Skills Required for Hacking
For beginners venturing into the hacking realm, certain fundamental skills are essential:
- Computer Skills: Understanding and implementing written instructions, essential for every hacker.
- Linux OS Knowledge: Customization capabilities make Linux preferable for hackers.
- Database Skills: Proficiency in database management systems like Oracle and MySQL facilitates penetration into databases.
- Networking Skills: Familiarity with concepts such as subnetting, DNS, ports, WPS passwords, etc., crucial for online activities.

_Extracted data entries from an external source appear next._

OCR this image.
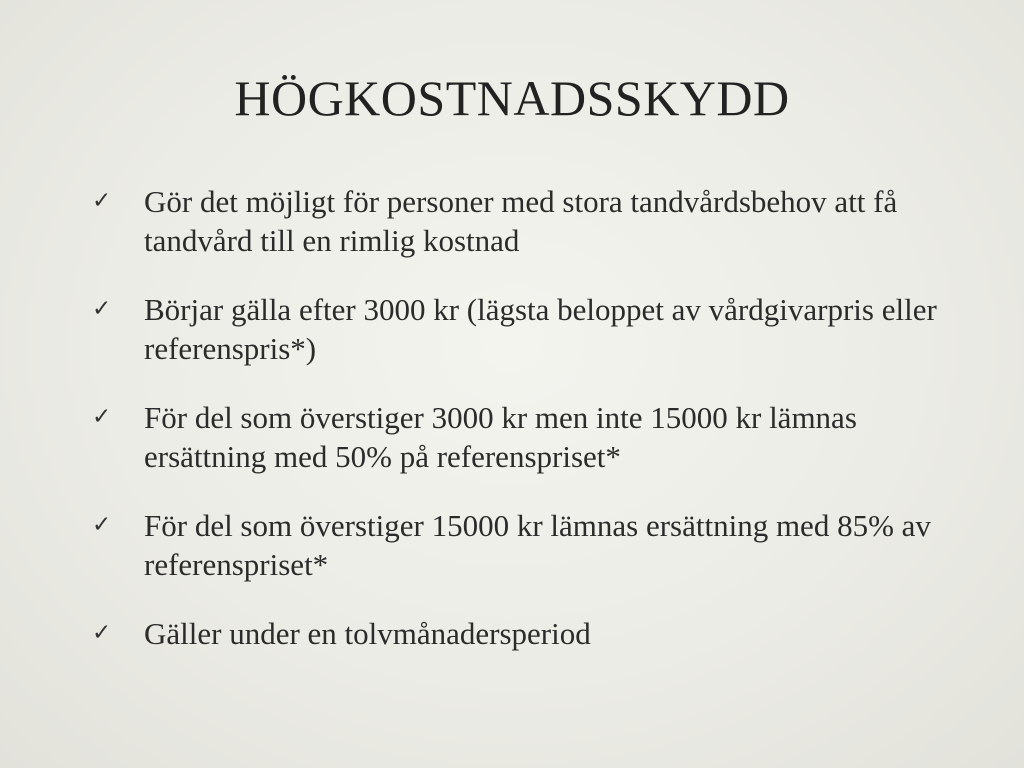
HÖGKOSTNADSSKYDD
✓ Gör det möjligt för personer med stora tandvårdsbehov att få tandvård till en rimlig kostnad
✓ Börjar gälla efter 3000 kr (lägsta beloppet av vårdgivarpris eller referenspris*)
✓ För del som överstiger 3000 kr men inte 15000 kr lämnas ersättning med 50% på referenspriset*
✓ För del som överstiger 15000 kr lämnas ersättning med 85% av referenspriset*
✓ Gäller under en tolvmånadersperiod
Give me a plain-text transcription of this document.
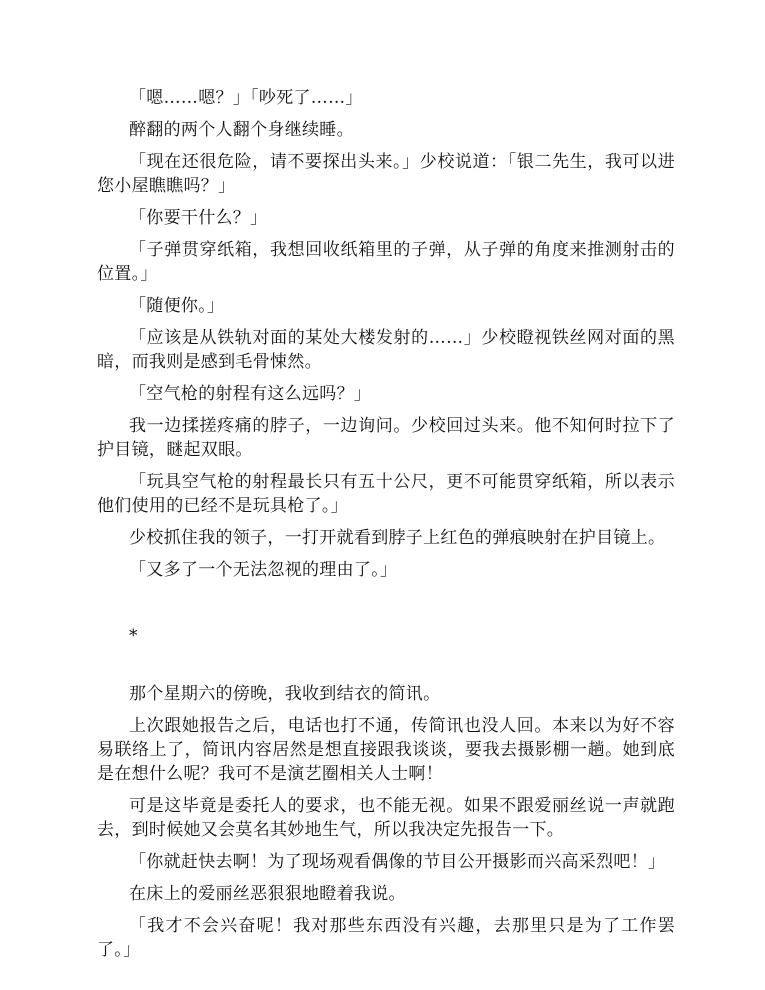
「嗯……嗯？」「吵死了……」

醉翻的两个人翻个身继续睡。

「现在还很危险，请不要探出头来。」少校说道：「银二先生，我可以进您小屋瞧瞧吗？」

「你要干什么？」

「子弹贯穿纸箱，我想回收纸箱里的子弹，从子弹的角度来推测射击的位置。」

「随便你。」

「应该是从铁轨对面的某处大楼发射的……」少校瞪视铁丝网对面的黑暗，而我则是感到毛骨悚然。

「空气枪的射程有这么远吗？」

我一边揉搓疼痛的脖子，一边询问。少校回过头来。他不知何时拉下了护目镜，瞇起双眼。

「玩具空气枪的射程最长只有五十公尺，更不可能贯穿纸箱，所以表示他们使用的已经不是玩具枪了。」

少校抓住我的领子，一打开就看到脖子上红色的弹痕映射在护目镜上。

「又多了一个无法忽视的理由了。」

*

那个星期六的傍晚，我收到结衣的简讯。

上次跟她报告之后，电话也打不通，传简讯也没人回。本来以为好不容易联络上了，简讯内容居然是想直接跟我谈谈，要我去摄影棚一趟。她到底是在想什么呢？我可不是演艺圈相关人士啊！

可是这毕竟是委托人的要求，也不能无视。如果不跟爱丽丝说一声就跑去，到时候她又会莫名其妙地生气，所以我决定先报告一下。

「你就赶快去啊！为了现场观看偶像的节目公开摄影而兴高采烈吧！」

在床上的爱丽丝恶狠狠地瞪着我说。

「我才不会兴奋呢！我对那些东西没有兴趣，去那里只是为了工作罢了。」
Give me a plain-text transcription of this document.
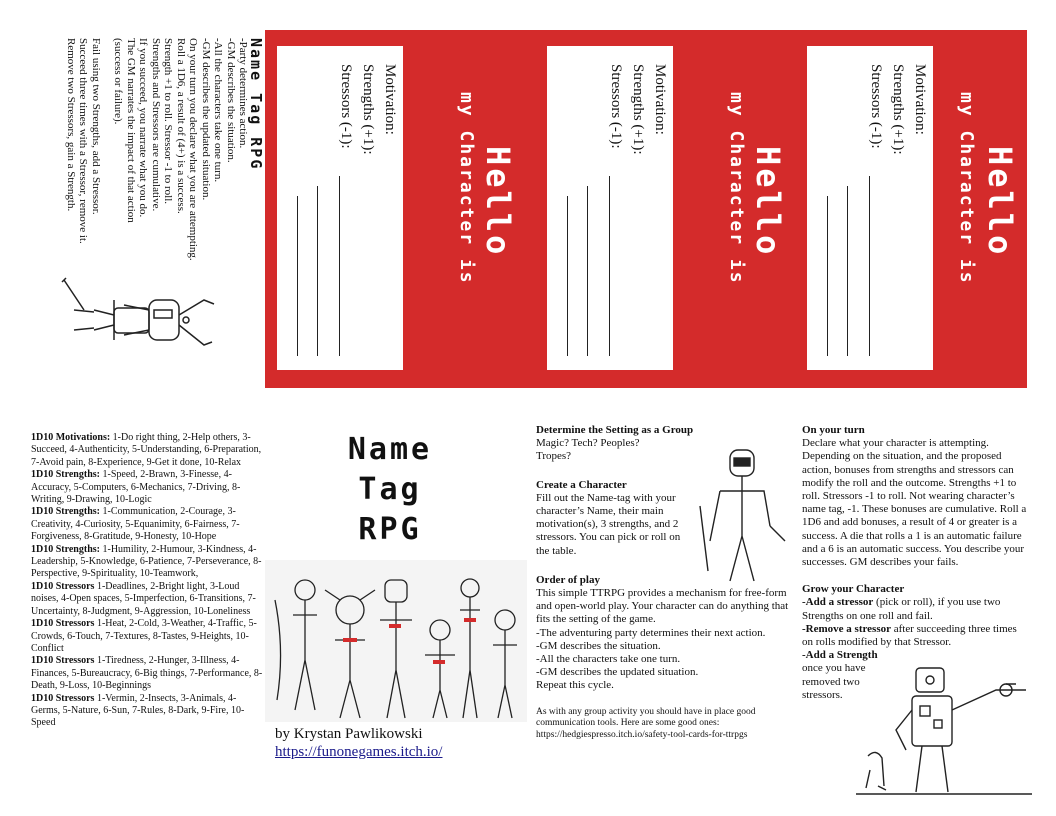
Name Tag RPG
-Party determines action.
-GM describes the situation.
-All the characters take one turn.
-GM describes the updated situation.
On your turn you declare what you are attempting.
Roll a 1D6, a result of (4+) is a success.
Strength +1 to roll. Stressor -1 to roll.
Strengths and Stressors are cumulative.
If you succeed, you narrate what you do.
The GM narrates the impact of that action
(success or failure).
Fail using two Strengths, add a Stressor.
Succeed three times with a Stressor, remove it.
Remove two Stressors, gain a Strength.	Motivation:
Strengths (+1):
Stressors (-1):
Hello
my Character is	Motivation:
Strengths (+1):
Stressors (-1):
Hello
my Character is	Motivation:
Strengths (+1):
Stressors (-1):
Hello
my Character is

1D10 Motivations: 1-Do right thing, 2-Help others, 3-Succeed, 4-Authenticity, 5-Understanding, 6-Preparation, 7-Avoid pain, 8-Experience, 9-Get it done, 10-Relax

1D10 Strengths: 1-Speed, 2-Brawn, 3-Finesse, 4-Accuracy, 5-Computers, 6-Mechanics, 7-Driving, 8-Writing, 9-Drawing, 10-Logic

1D10 Strengths: 1-Communication, 2-Courage, 3-Creativity, 4-Curiosity, 5-Equanimity, 6-Fairness, 7-Forgiveness, 8-Gratitude, 9-Honesty, 10-Hope

1D10 Strengths: 1-Humility, 2-Humour, 3-Kindness, 4-Leadership, 5-Knowledge, 6-Patience, 7-Perseverance, 8-Perspective, 9-Spirituality, 10-Teamwork,

1D10 Stressors 1-Deadlines, 2-Bright light, 3-Loud noises, 4-Open spaces, 5-Imperfection, 6-Transitions, 7-Uncertainty, 8-Judgment, 9-Aggression, 10-Loneliness

1D10 Stressors 1-Heat, 2-Cold, 3-Weather, 4-Traffic, 5-Crowds, 6-Touch, 7-Textures, 8-Tastes, 9-Heights, 10-Conflict

1D10 Stressors 1-Tiredness, 2-Hunger, 3-Illness, 4-Finances, 5-Bureaucracy, 6-Big things, 7-Performance, 8-Death, 9-Loss, 10-Beginnings

1D10 Stressors 1-Vermin, 2-Insects, 3-Animals, 4-Germs, 5-Nature, 6-Sun, 7-Rules, 8-Dark, 9-Fire, 10-Speed

Name
Tag
RPG
by Krystan Pawlikowski
https://funonegames.itch.io/
Determine the Setting as a Group

Magic? Tech? Peoples? Tropes?

Create a Character

Fill out the Name-tag with your character’s Name, their main motivation(s), 3 strengths, and 2 stressors. You can pick or roll on the table.

Order of play

This simple TTRPG provides a mechanism for free-form and open-world play. Your character can do anything that fits the setting of the game.

-The adventuring party determines their next action.

-GM describes the situation.

-All the characters take one turn.

-GM describes the updated situation.

Repeat this cycle.

As with any group activity you should have in place good communication tools. Here are some good ones:

https://hedgiespresso.itch.io/safety-tool-cards-for-ttrpgs

On your turn

Declare what your character is attempting. Depending on the situation, and the proposed action, bonuses from strengths and stressors can modify the roll and the outcome. Strengths +1 to roll. Stressors -1 to roll. Not wearing character’s name tag, -1. These bonuses are cumulative. Roll a 1D6 and add bonuses, a result of 4 or greater is a success. A die that rolls a 1 is an automatic failure and a 6 is an automatic success. You describe your successes. GM describes your fails.

Grow your Character

-Add a stressor (pick or roll), if you use two Strengths on one roll and fail.

-Remove a stressor after succeeding three times on rolls modified by that Stressor.

-Add a Strength once you have removed two stressors.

- Scripting Skills: Learning scripting languages like Ruby on Rails or Python is imperative for creating personalized hacking tools.
- Reverse Engineering Skills: Valuable for dismantling and improving existing hacking tools.
- Use of Virtualization Software: Essential for testing hacks safely before implementing them on external systems, with VMWare Workstation as an example.
Motivations of a Hacker
Despite advancements in technology, the motivations driving hackers remain consistent. Four fundamental motives include:
- Money: Financial gain is a primary motivator for cyber attacks, with hackers exploiting vulnerabilities to steal valuable information.
- Political/Ideological Agenda: Hacktivists pursue political, social, or scientific goals by targeting networks of government institutions or prominent figures.
- Entertainment: Gray Hats may exploit networks for fun or challenge, violating ethical laws but not necessarily engaging in malicious activities.
- Cyber Security: White Hats seek to exploit systems to identify and rectify weaknesses, often employed by organizations to enhance cybersecurity.
Understanding these motivations is crucial in predicting and thwarting hacking attempts, even for those in the early stages of learning.